S- 17 Ağustos Depremi'nden sonra en fazla eleştirilen kesim müteahhitler oldu. Bu sizi nasıl etkiledi?



C- Şu gerçek ki; dünyada ve Türkiye'de hiçbir meslek sahipsiz, sorgusuz ve kontrolsüz değildir. Bir iş yapılıyorsa, devlet bunu bir şekilde kontrol eder. 17 Ağustos depremi ardından, direk müteahhitleri hedef alan suçlamaları kabul etmiyoruz. Buradaki yapılaşmadan imar planlarını yapan Bayındırlık Bakanlığı, projeleri yapan mühendis ve mimarlar, bunları kontrol eden Bayındırlık Bakanlığı ve belediyelerden sonra müteahhitler sorumludur.



S-Depremden sonra idari ve yasal sorunların giderilmesi için ne gibi adımlar atıldı?



C- Mevcut kanunlarla denetimin yetersiz olduğu kanaatine varıldı ve önce Kanun Hükmünde Kararname, ardından da Yapı Denetim Yasası çıkarılarak, İmar Kanunu'na ilaveler yapıldı. Yeni düzenlemelerle, yapıların bütün kontrol işlemleri özel firmalara devredildi. Ancak bu firmalar ilgili kuruluşlar tarafından yeterince denetlenmezse eskisinden daha büyük sorunlar ortaya çıkar.

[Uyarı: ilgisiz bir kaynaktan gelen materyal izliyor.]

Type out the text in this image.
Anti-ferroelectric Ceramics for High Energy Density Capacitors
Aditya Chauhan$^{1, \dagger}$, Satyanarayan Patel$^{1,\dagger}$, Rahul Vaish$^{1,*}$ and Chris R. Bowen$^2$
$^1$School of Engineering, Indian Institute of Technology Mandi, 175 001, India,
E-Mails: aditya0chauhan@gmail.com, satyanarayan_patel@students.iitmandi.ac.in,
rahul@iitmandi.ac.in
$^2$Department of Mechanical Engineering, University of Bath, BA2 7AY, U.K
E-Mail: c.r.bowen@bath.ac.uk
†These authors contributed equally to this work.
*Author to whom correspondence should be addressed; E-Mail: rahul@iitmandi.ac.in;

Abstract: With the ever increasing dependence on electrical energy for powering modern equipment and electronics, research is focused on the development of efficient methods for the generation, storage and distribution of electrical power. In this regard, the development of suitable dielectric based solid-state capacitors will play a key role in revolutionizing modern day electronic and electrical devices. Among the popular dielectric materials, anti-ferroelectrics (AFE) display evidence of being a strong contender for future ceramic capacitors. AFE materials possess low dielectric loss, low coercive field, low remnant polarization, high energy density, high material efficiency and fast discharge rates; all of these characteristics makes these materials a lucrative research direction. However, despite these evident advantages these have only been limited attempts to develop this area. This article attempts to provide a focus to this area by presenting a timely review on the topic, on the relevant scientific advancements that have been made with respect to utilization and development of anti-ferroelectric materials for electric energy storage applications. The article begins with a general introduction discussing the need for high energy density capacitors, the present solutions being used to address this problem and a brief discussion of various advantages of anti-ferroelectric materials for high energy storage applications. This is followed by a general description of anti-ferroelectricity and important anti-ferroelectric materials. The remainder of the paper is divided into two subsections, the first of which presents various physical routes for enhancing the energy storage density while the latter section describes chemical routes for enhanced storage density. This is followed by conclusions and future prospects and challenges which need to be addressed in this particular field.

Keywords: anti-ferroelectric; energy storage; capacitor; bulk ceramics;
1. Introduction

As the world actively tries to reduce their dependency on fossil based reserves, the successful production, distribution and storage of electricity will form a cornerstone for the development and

S-Bir dönem inşaat sektörü Türkiye'nin parlayan yıldızıydı, son dönemde bu yıldızın söndüğü izlenimi var, bunu neye bağlıyorsunuz?



C- Türkiye'de istihdamın yüzde 6'sı inşaat sektöründe. Son bir yılda ve özellikle 5-6 ayda bu istihdam oranı yüzde 3'lere kadar inmiş durumda. Şubat krizinden önce maliyetlerle bugünkü maliyetleri karşılaştırdığımızda yüzde 110'lara varan maliyet artışı var. Bu artışlara rağmen, daireleri Şubat krizinden önceki fiyatlarla satabiliyoruz. Bırakın kâr etmeyi, maliyetleri bile kurtaramaz hale geldik.



İMAR AFFI CİNAYETTİR


Depremden en az zararla çıkmak için, bugüne kadar yapılan ve bundan sonra yapılacak binalarla ilgili neler yapılması gerekir?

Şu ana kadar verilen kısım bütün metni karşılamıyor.